Wanderung im Naturpark Dobratsch

Wandernde

 

Die blühende und duftende Natur des Sommers zu erleben - dies ist das Ziel, das wir mit dem Kräutersommer der Perau-Apotheke verfolgen, weil wir denken, die Natur kann für unsere Gesundheit einen wertvollen Beitrag leisten...

 

Naturpark Dobratsch

Am 21. Juli trafen sich all jene, die unserer Einladung gefolgt waren, um von der Aichingerhütte aus den Naturpark Dobratsch zu erkunden.

 

Martina Rudackij, eine erfahrene „Naturpark-Rangerin“, führte uns bei strahlendem Sonnenschein über die Almen.
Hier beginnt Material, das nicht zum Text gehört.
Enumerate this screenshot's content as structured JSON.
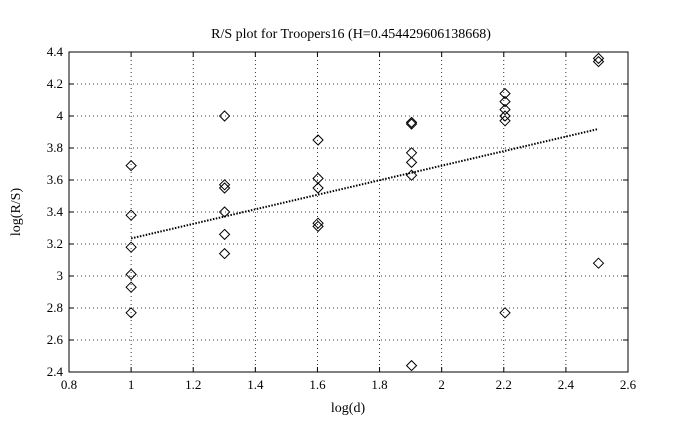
{
  "chart_data": {
    "type": "scatter",
    "title": "R/S plot for Troopers16 (H=0.454429606138668)",
    "xlabel": "log(d)",
    "ylabel": "log(R/S)",
    "xlim": [
      0.8,
      2.6
    ],
    "ylim": [
      2.4,
      4.4
    ],
    "xticks": [
      0.8,
      1,
      1.2,
      1.4,
      1.6,
      1.8,
      2,
      2.2,
      2.4,
      2.6
    ],
    "xtick_labels": [
      "0.8",
      "1",
      "1.2",
      "1.4",
      "1.6",
      "1.8",
      "2",
      "2.2",
      "2.4",
      "2.6"
    ],
    "yticks": [
      2.4,
      2.6,
      2.8,
      3,
      3.2,
      3.4,
      3.6,
      3.8,
      4,
      4.2,
      4.4
    ],
    "ytick_labels": [
      "2.4",
      "2.6",
      "2.8",
      "3",
      "3.2",
      "3.4",
      "3.6",
      "3.8",
      "4",
      "4.2",
      "4.4"
    ],
    "grid": true,
    "marker": "diamond",
    "points": [
      {
        "x": 1.0,
        "y": 3.69
      },
      {
        "x": 1.0,
        "y": 3.38
      },
      {
        "x": 1.0,
        "y": 3.18
      },
      {
        "x": 1.0,
        "y": 3.01
      },
      {
        "x": 1.0,
        "y": 2.93
      },
      {
        "x": 1.0,
        "y": 2.77
      },
      {
        "x": 1.301,
        "y": 4.0
      },
      {
        "x": 1.301,
        "y": 3.57
      },
      {
        "x": 1.301,
        "y": 3.55
      },
      {
        "x": 1.301,
        "y": 3.4
      },
      {
        "x": 1.301,
        "y": 3.26
      },
      {
        "x": 1.301,
        "y": 3.14
      },
      {
        "x": 1.602,
        "y": 3.85
      },
      {
        "x": 1.602,
        "y": 3.61
      },
      {
        "x": 1.602,
        "y": 3.55
      },
      {
        "x": 1.602,
        "y": 3.33
      },
      {
        "x": 1.602,
        "y": 3.31
      },
      {
        "x": 1.903,
        "y": 3.96
      },
      {
        "x": 1.903,
        "y": 3.95
      },
      {
        "x": 1.903,
        "y": 3.77
      },
      {
        "x": 1.903,
        "y": 3.71
      },
      {
        "x": 1.903,
        "y": 3.63
      },
      {
        "x": 1.903,
        "y": 2.44
      },
      {
        "x": 2.204,
        "y": 4.14
      },
      {
        "x": 2.204,
        "y": 4.09
      },
      {
        "x": 2.204,
        "y": 4.04
      },
      {
        "x": 2.204,
        "y": 4.0
      },
      {
        "x": 2.204,
        "y": 3.97
      },
      {
        "x": 2.204,
        "y": 2.77
      },
      {
        "x": 2.505,
        "y": 4.36
      },
      {
        "x": 2.505,
        "y": 4.34
      },
      {
        "x": 2.505,
        "y": 3.08
      }
    ],
    "fit_line": {
      "style": "dotted",
      "x": [
        1.0,
        2.505
      ],
      "y": [
        3.235,
        3.919
      ]
    }
  }
}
Es ging vorbei an der alten Starterhütte bei der ehemaligen Skipiste hinauf zur Rosstratte, entlang des Geo-Lehrpfads und immer wieder zwischen Kuhfladen hindurch.

 

Stadträtin Mag.a Hilde Schaumberger begrüßte uns und berichtete ihrerseits über die Entwicklung des Naturparks Dobratsch, mit dessen Errichtung, beginnend mit dem Rückbau der Schilifte, dem Dobratsch seine Ursprünglichkeit zurückgegeben wurde.
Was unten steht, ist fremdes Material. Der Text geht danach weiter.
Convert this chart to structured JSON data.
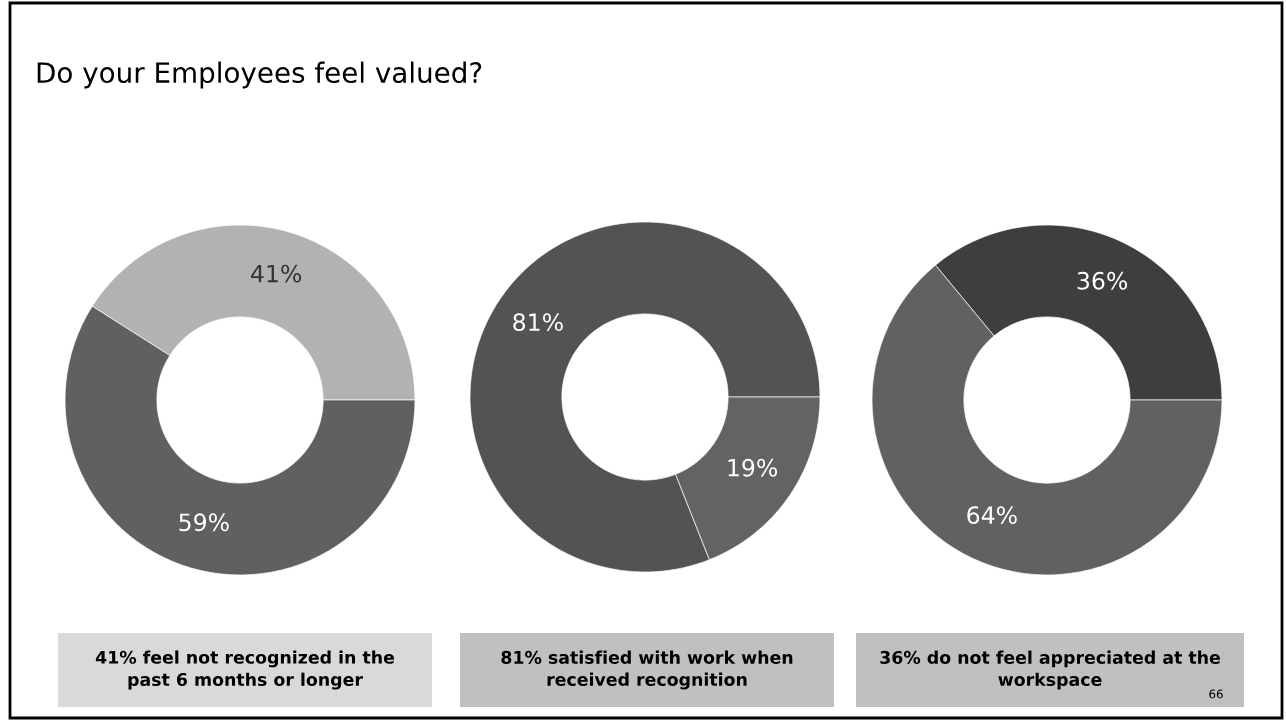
{
  "chart_data": [
    {
      "type": "donut",
      "title": "Do your Employees feel valued?",
      "categories": [
        null,
        null
      ],
      "values": [
        41,
        59
      ],
      "colors": [
        "#b2b2b2",
        "#606060"
      ],
      "value_labels": [
        "41%",
        "59%"
      ],
      "annotations": [
        "41% feel not recognized in the past 6 months or longer"
      ]
    },
    {
      "type": "donut",
      "categories": [
        null,
        null
      ],
      "values": [
        81,
        19
      ],
      "colors": [
        "#535353",
        "#636363"
      ],
      "value_labels": [
        "81%",
        "19%"
      ],
      "annotations": [
        "81% satisfied with work when received recognition"
      ]
    },
    {
      "type": "donut",
      "categories": [
        null,
        null
      ],
      "values": [
        36,
        64
      ],
      "colors": [
        "#3e3e3e",
        "#616161"
      ],
      "value_labels": [
        "36%",
        "64%"
      ],
      "annotations": [
        "36% do not feel appreciated at the workspace",
        "66"
      ]
    }
  ]
}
Am Geo-Lehrpfad im Naturpark Dobratsch

 

Tauchten interessante Pflanzen und Landschaftsmerkmale auf, hielten wir inne, bestaunten die vielfältige Pflanzenwelt, lauschten alten Sagen und versuchten sogar auf der Weide liegend die einzigen Wolke am Himmel zu deuten.

Bärlapp - Lycopodium

Da zur Wanderung von der Perau-Apotheke unter dem Motto „Kräutersommer“ eingeladen wurde, lag auf den Pflanzen natürlich ein besonderes Augenmerk. Martina Rudackij wies uns auf besondere Exemplare und deren Überlebensstrategie hin, wie etwa die Almweide, die zwar auch ein Baum ist und Palmkätzchen hat, jedoch flach an den Stein geschmiegt ganz anders ausgebildet ist, als die Weide im Tal.

 

Interessant fanden wir auch die beiden „lebendgebärenden“ Pflanzen, das Alpenrispengras und der Knollenknöterich, die nicht nur Samen, sondern praktisch fertige Pflanzen entwickeln und „zur Welt bringen“.

 

Wurde der Bärlapp früher von den „Pillendrehern“ zum Trockenhalten der Medizin verwendet, kommt die Strategie des Frauenmantel zur Feuchtigkeitsregulation uns heute noch zu Gute, etwa bei Hitzewallungen.

Gold-Pippau

Auch wie die Fichten das Wetter vorhersagen, was sich hinter dem „Jägerbrot“ verbirgt und welches „Munddeo“ die Almwiesen für uns bereithalten, haben wir erfahren. Und schließlich erlebten wir, wie der Löwenzahn uns allen ein Lächeln ins Gesicht zauberte mit seiner „Zauberblume“ - als sie nämlich Wolfgang Haslacher begegnete...

 

Der Schutz der Pflanzen wurde erläutert und darauf hingewiesen, wie Pflanzen, die man vom Berg mitnimmt, um sie daheim einzupflanzen, ihre Besonderheit verlieren, etwa weil gerade die für uns wohlriechenden Aromen Teil der Überlebensstrategie der Pflanzen sind, die nicht mehr notwendig ist im „sicheren“ Topf auf dem Balkon...

Wandergruppe

Die Wanderung fand schließlich mit der Einkehr auf der Aichingerhütte ihren Ausklang.